Hanno pure lanciato l’idea della spesa sospesa, cioè l’acquisto di alimentari per chi ne ha bisogno. “Funziona alla grande. – racconta Giorgio con entusiasmo – Abbiamo coinvolto molti supermercati della città dove i clienti trovano un carrello dove possono lasciare qualche genere alimentare. Noi passiamo a raccoglierli e poi provvediamo a consegnarli alle famiglie che ne hanno bisogno. C’è una lista che va allungandosi in base alle segnalazioni che arrivano. Quando arriva una richiesta, andiamo personalmente a trovare la famiglia, cerchiamo di capire di cosa ha bisogno. Arrivano anche tante donazioni da parte dei commercianti. Una pescheria ci regalato 40 chili di pesce suddivisi in porzioni famigliare. Anche una macelleria ci rifornisce. I locali del ristorante Come stai sono diventati una sorta di magazzino per l’attività della spesa sospesa”. 

Negli ultimi giorni altre iniziative si sono aggiunte: un team di professionisti, composto da infermieri, psicologi, fisioterapisti, medici e ottici è disponibile a intervenire su richiesta in casi di difficoltà, online sono organizzati corsi, laboratori, giochi per i bambini. 

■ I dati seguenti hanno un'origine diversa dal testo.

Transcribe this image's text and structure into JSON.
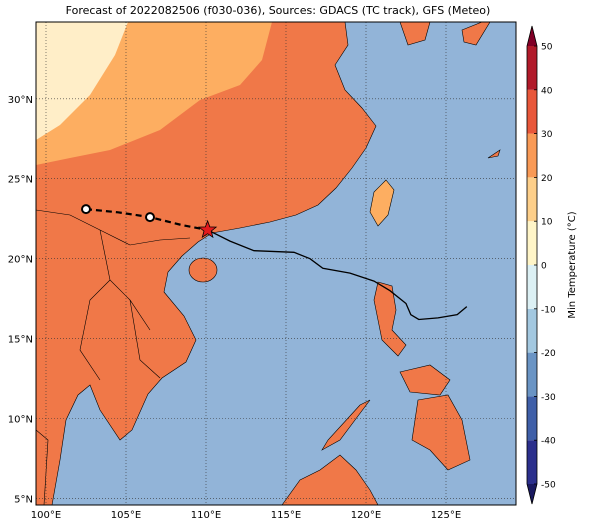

Nato come movimento spontaneo, come rete di persone Team Bòta pensa già a consolidarsi, a costituirsi in associazione per poter interloquire con l’ente pubblico, a continuare in altre forme anche dopo l’emergenza Coronavirus. “E’ un’esperienza che ci ha dato tanto e non vogliamo che vada dispersa”, dice Giorgio Matassoni. E cosa ha dato? “Normalmente viviamo ciascuno chiusi nel nostro individualismo, preoccupati solo delle nostre cose, del nostro lavoro, dei nostri interessi. Poi arriva un problema come il Coronavirus che ha avuto l’effetto di risvegliare l’umano che c’è in noi, il sentimento di solidarietà verso gli altri. Questa esperienza ci ha insegnato che è più umano, più gratificante vivere in questo modo. Questi mesi ci hanno anche insegnato che tutti abbiamo qualcosa da redistribuire agli altri. Può essere il tempo, una capacità professionale, un pacco di pasta, o anche solo la compagnia al telefono. Siamo chiamati a condividere tempo e risorse con chi è più sfortunato”.